The Icelandic financial sector
One of the most noticeable factors in Iceland’s recent economic develop-ment has been the growth of the financial sector, which now accounts for about 10% of GDP compared to 6% in the year 2000; and the industry’s assets have grown to about eight times Iceland’s GDP.
“Privatization of state-owned banks and mergers among Iceland’s largest banks released new energy in the sector. The banks have found growth opportunities abroad and transformed themselves from purely local banks to truly inter-national banks,” says Mr. Haarde.
The Icelandic banks have felt the effects of the current turmoil in international financial markets, which has made access to funding more difficult and costly for most international banks. However, the Icelandic banks remain strong according to the Icelandic Financial Super-visory Authority (FME), which points to their relatively high capital adequacy ratios, good liquidity position, increased proportion of deposits in their funding profile and their ability to withstand severe stress tests that the FME performs regularly.

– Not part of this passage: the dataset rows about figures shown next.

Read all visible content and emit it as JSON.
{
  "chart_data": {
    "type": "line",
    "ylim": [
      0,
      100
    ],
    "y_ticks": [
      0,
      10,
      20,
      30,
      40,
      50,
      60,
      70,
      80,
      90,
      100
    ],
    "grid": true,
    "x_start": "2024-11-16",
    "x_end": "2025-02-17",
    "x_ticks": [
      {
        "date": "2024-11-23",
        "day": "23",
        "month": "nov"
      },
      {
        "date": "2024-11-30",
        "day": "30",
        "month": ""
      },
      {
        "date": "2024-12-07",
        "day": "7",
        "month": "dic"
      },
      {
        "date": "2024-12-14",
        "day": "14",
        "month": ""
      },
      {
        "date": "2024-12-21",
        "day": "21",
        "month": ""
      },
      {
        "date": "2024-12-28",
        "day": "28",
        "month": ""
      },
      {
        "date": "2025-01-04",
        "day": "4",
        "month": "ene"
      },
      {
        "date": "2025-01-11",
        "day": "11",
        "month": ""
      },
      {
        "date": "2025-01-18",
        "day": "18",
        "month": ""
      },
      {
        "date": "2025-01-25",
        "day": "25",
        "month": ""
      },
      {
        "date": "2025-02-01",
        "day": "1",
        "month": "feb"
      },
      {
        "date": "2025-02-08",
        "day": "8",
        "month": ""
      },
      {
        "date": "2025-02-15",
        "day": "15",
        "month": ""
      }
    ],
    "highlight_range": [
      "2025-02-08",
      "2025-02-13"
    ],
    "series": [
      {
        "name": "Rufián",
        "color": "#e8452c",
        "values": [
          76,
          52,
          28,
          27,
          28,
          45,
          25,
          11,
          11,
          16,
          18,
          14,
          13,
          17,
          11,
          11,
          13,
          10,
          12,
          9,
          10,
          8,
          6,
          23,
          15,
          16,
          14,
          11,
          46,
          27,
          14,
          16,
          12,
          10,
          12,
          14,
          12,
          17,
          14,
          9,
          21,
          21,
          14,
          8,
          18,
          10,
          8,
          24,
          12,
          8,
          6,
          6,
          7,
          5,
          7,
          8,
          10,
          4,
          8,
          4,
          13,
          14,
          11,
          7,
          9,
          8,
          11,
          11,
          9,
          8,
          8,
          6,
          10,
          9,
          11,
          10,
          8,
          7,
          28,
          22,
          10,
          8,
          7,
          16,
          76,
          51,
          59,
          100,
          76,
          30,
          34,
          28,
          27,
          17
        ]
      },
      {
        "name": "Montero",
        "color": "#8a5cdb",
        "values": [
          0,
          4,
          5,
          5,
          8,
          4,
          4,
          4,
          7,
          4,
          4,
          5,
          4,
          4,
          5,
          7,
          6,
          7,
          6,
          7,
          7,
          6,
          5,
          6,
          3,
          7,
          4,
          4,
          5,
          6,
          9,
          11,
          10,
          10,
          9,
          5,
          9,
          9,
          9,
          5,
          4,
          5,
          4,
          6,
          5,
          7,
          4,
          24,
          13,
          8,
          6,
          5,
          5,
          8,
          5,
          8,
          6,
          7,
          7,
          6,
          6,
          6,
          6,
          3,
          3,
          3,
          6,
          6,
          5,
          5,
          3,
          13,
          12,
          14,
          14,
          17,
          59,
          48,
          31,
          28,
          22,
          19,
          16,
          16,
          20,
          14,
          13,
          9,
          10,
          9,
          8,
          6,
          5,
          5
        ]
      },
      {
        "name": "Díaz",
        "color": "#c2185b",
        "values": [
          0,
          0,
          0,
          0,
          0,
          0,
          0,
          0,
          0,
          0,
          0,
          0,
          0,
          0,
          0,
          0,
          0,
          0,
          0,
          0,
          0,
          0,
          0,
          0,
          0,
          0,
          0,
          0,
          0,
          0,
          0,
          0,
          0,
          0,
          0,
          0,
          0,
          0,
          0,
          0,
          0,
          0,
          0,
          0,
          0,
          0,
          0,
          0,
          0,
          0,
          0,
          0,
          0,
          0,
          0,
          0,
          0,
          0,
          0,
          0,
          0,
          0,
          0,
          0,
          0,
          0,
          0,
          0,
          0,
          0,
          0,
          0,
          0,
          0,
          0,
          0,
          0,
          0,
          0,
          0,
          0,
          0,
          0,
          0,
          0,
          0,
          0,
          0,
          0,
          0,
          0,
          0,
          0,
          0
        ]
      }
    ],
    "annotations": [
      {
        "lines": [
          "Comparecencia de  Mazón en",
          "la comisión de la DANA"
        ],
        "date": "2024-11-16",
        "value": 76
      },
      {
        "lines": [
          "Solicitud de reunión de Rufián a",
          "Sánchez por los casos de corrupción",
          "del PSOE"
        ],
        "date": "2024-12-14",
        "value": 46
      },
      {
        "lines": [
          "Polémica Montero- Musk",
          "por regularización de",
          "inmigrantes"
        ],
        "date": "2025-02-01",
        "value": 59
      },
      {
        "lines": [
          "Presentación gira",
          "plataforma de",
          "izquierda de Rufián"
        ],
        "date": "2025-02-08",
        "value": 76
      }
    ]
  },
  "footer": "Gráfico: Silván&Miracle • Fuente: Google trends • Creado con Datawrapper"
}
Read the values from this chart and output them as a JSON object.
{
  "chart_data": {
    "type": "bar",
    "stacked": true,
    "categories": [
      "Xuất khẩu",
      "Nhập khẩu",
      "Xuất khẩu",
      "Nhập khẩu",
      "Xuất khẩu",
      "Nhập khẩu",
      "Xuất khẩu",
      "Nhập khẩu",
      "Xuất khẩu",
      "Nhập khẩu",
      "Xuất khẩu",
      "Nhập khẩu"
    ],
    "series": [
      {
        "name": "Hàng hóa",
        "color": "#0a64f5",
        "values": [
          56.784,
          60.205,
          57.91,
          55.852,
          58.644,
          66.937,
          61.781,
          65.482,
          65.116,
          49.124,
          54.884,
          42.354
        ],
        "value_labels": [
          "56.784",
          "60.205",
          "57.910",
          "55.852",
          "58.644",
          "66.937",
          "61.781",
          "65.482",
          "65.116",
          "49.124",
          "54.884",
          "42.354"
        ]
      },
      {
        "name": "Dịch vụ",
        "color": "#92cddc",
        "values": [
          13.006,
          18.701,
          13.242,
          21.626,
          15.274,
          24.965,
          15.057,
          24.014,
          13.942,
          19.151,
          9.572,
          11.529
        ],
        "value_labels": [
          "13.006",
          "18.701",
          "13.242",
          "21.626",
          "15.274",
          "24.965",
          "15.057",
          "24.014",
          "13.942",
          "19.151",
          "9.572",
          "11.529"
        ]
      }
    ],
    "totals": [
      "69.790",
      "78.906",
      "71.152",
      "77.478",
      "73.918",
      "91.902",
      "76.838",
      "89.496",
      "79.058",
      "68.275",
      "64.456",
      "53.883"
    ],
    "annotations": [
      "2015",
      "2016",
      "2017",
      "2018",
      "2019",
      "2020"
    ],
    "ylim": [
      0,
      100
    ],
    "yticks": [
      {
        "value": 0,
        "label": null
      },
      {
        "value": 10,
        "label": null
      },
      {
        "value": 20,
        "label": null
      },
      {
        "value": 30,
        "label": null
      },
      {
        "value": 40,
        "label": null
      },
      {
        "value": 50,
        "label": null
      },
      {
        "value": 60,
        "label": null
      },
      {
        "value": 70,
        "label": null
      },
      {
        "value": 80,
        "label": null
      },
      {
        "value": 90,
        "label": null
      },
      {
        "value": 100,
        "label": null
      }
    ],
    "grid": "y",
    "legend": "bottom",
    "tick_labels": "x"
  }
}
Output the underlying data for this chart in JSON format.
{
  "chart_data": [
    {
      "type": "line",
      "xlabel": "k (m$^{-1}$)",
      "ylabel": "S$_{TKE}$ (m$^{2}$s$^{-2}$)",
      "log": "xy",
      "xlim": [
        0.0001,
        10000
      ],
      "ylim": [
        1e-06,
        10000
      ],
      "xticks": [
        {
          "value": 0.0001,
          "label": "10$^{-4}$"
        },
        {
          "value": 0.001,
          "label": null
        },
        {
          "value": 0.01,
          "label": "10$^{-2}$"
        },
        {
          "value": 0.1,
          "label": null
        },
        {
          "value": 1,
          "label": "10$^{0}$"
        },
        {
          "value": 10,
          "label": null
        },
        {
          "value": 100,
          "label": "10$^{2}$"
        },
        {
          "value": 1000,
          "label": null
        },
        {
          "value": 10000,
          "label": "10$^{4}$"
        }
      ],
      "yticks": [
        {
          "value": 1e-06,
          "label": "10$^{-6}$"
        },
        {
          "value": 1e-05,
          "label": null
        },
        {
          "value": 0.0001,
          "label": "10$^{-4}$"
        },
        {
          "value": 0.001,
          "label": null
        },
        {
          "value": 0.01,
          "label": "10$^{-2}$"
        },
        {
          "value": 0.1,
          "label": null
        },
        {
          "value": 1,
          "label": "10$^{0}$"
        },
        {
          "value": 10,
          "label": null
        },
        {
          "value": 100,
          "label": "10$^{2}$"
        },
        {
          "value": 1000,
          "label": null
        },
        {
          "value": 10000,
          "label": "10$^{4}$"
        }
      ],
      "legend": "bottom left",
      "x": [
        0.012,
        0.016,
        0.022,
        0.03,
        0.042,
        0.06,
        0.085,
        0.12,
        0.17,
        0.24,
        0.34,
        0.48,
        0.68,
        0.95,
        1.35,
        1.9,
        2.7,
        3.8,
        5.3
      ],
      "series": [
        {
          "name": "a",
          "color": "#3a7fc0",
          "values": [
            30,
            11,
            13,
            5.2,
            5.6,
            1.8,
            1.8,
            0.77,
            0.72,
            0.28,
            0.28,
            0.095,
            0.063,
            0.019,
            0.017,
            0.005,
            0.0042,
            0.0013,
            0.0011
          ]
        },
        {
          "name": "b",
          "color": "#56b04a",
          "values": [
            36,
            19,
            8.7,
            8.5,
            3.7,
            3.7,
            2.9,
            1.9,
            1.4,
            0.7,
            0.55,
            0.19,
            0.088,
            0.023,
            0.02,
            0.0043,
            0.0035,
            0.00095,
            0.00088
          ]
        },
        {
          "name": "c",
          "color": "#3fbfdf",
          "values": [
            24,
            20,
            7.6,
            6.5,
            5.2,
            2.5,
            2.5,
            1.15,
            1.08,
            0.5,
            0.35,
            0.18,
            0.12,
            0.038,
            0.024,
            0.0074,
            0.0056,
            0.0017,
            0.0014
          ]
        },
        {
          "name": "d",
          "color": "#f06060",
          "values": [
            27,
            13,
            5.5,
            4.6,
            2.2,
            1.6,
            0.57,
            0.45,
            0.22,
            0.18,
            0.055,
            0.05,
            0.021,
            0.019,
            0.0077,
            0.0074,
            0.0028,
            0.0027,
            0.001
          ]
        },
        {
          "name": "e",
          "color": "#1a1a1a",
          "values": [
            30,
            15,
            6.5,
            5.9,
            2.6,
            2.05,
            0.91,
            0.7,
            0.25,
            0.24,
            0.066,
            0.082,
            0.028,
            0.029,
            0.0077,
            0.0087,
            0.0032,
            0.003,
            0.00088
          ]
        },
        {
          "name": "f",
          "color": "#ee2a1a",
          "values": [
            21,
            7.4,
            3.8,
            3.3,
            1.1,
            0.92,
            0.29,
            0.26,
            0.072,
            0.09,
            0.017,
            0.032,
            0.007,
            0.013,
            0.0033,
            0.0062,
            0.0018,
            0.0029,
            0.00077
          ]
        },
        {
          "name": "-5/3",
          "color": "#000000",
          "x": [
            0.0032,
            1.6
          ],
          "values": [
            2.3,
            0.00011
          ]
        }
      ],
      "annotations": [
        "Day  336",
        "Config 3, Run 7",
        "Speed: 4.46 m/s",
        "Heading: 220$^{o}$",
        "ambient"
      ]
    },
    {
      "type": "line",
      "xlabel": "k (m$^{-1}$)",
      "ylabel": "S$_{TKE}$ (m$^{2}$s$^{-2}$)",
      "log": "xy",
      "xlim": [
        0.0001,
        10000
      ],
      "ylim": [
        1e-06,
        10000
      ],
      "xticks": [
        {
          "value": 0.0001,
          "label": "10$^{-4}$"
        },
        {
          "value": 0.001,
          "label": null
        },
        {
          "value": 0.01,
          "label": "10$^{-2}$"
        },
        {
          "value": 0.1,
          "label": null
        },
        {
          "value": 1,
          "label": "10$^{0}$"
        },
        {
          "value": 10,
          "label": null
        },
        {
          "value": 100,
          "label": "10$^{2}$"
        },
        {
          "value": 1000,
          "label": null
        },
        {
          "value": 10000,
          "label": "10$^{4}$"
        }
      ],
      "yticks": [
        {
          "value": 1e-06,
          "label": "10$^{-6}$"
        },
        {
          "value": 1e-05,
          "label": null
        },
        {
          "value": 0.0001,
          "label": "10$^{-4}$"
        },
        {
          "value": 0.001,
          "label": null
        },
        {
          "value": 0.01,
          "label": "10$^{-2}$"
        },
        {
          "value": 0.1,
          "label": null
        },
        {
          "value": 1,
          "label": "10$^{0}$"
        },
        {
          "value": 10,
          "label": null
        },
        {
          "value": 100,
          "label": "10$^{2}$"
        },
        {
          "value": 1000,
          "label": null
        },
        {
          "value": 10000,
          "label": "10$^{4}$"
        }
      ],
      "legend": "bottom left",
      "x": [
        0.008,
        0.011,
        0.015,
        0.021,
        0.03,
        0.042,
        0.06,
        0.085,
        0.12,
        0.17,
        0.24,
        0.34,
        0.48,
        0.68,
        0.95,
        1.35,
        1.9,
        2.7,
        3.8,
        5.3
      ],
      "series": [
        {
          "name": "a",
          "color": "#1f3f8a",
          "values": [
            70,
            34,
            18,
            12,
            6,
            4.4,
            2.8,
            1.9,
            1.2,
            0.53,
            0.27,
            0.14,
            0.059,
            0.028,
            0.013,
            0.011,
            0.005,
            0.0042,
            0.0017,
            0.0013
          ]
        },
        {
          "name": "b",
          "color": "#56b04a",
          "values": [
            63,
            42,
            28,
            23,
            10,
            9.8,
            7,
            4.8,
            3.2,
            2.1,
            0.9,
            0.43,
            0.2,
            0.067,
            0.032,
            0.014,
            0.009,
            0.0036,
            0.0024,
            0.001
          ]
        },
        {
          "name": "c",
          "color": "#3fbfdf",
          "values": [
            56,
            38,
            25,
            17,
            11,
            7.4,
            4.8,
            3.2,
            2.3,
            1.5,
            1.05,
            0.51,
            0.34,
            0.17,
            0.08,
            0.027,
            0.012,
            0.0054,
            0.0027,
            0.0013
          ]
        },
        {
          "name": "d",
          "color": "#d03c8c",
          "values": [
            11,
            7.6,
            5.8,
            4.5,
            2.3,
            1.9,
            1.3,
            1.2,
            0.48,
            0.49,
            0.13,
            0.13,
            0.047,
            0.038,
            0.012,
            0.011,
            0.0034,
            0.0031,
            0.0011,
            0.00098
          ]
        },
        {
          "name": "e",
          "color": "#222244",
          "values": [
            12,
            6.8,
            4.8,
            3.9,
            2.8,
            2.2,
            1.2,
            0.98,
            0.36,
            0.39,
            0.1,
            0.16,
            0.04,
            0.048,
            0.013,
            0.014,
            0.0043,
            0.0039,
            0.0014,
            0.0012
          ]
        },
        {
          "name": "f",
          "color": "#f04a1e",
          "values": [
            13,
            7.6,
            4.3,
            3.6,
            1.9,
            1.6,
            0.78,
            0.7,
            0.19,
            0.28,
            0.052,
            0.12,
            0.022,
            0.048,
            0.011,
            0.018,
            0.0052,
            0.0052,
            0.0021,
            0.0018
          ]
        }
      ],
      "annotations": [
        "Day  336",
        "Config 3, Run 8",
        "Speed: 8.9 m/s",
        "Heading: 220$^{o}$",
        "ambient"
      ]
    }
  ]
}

“The Icelandic banks are healthy and I am confident that they will weather the storm in international financial markets,” says Mr. Haarde. “There are those who argue that the banks have become too big for the country and that the current turmoil could bring down the banks and cause severe economic conditions in Iceland, but this is totally unfounded in my view.”
The international ratings agency Moody’s decided to assign a negative outlook to Iceland’s sovereign Aaa ratings in early March 2008 citing its recent one-notch downgrades of the country’s main commercial banks’ financial strength ratings. Nevertheless, Moody’s emphasizes that the banks are sound, with strong franchises, healthy capital adequacy and good liquidity and that the risk of disruptive systemic stress in the banking sector is very low.
Furthermore, Moody’s applauds the country for its advanced economic structure, low government debt, high per capita incomes and nearly fully-funded pension system, stating that it is a highly creditworthy, developed country whose public finances and wealth compare very favorably even against many of its Aaa peers. “I couldn’t agree more,” says Mr. Haarde.